Steps to perform Kosarajuβs Algorithm
- Sort all the nodes according to their finishing time, to do this we did topological sort using DFS.
- Reverse all the edges of the entire graph.
- Perform the DFS and count the no. of different DFS calls to get the no. of SCC.
Code
#include <bits/stdc++.h>
using namespace std;
class Solution
{
private:
void dfs(int node, vector<int> &vis, vector<int> adj[], stack<int> &st) {
vis[node] = 1;
for (auto it : adj[node]) {
if (!vis[it]) {
dfs(it, vis, adj, st);
}
}
st.push(node);
}
private:
void dfs3(int node, vector<int> &vis, vector<int> adjT[]) {
vis[node] = 1;
for (auto it : adjT[node]) {
if (!vis[it]) {
dfs3(it, vis, adjT);
}
}
}
public:
//Function to find number of strongly connected components in the graph.

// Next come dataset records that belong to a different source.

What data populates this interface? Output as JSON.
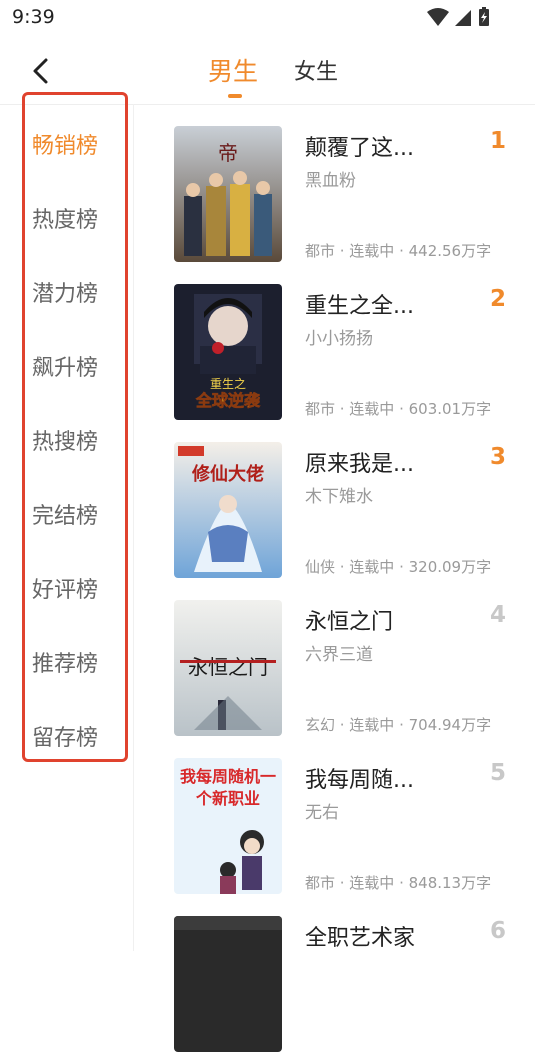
{
  "status_bar": {
    "time": "9:39"
  },
  "header": {
    "tabs": [
      {
        "label": "男生",
        "active": true
      },
      {
        "label": "女生",
        "active": false
      }
    ],
    "accent_color": "#f08a2c"
  },
  "sidebar": {
    "items": [
      {
        "label": "畅销榜",
        "active": true
      },
      {
        "label": "热度榜"
      },
      {
        "label": "潜力榜"
      },
      {
        "label": "飙升榜"
      },
      {
        "label": "热搜榜"
      },
      {
        "label": "完结榜"
      },
      {
        "label": "好评榜"
      },
      {
        "label": "推荐榜"
      },
      {
        "label": "留存榜"
      }
    ]
  },
  "books": [
    {
      "rank": "1",
      "title": "颠覆了这...",
      "author": "黑血粉",
      "meta": "都市 · 连载中 · 442.56万字",
      "cover_text": ""
    },
    {
      "rank": "2",
      "title": "重生之全...",
      "author": "小小扬扬",
      "meta": "都市 · 连载中 · 603.01万字",
      "cover_text": "全球逆袭"
    },
    {
      "rank": "3",
      "title": "原来我是...",
      "author": "木下雉水",
      "meta": "仙侠 · 连载中 · 320.09万字",
      "cover_text": "修仙大佬"
    },
    {
      "rank": "4",
      "title": "永恒之门",
      "author": "六界三道",
      "meta": "玄幻 · 连载中 · 704.94万字",
      "cover_text": "永恒之门"
    },
    {
      "rank": "5",
      "title": "我每周随...",
      "author": "无右",
      "meta": "都市 · 连载中 · 848.13万字",
      "cover_text": "我每周随机一个新职业"
    },
    {
      "rank": "6",
      "title": "全职艺术家",
      "author": "",
      "meta": "",
      "cover_text": ""
    }
  ]
}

int kosaraju(int V, vector<int> adj[])
{
vector<int> vis(V, 0);
stack<int> st;
for (int i = 0; i < V; i++) {
if (!vis[i]) {
dfs(i, vis, adj, st);
}
}
vector<int> adjT[V];
for (int i = 0; i < V; i++) {
vis[i] = 0;
for (auto it : adj[i]) {
// i -> it
// it -> i
adjT[it].push_back(i);
}
}
int scc = 0;
while (!st.empty()) {
int node = st.top();
st.pop();
if (!vis[node]) {
scc++;
dfs3(node, vis, adjT);
}
}
return scc;
}
};
Time Complexity
O(V+E) + O(V+E) + O(V+E) ~ O(V+E) , where V = no. of vertices, E = no. of edges. The first step is a simple DFS, so the first term is O(V+E). The second step of reversing the graph and the third step, containing DFS again, will take O(V+E) each.
Space Complexity
O(V)+O(V)+O(V+E), where V = no. of vertices, E = no. of edges. Two O(V) for the visited array and the stack we have used. O(V+E) space for the reversed adjacent list.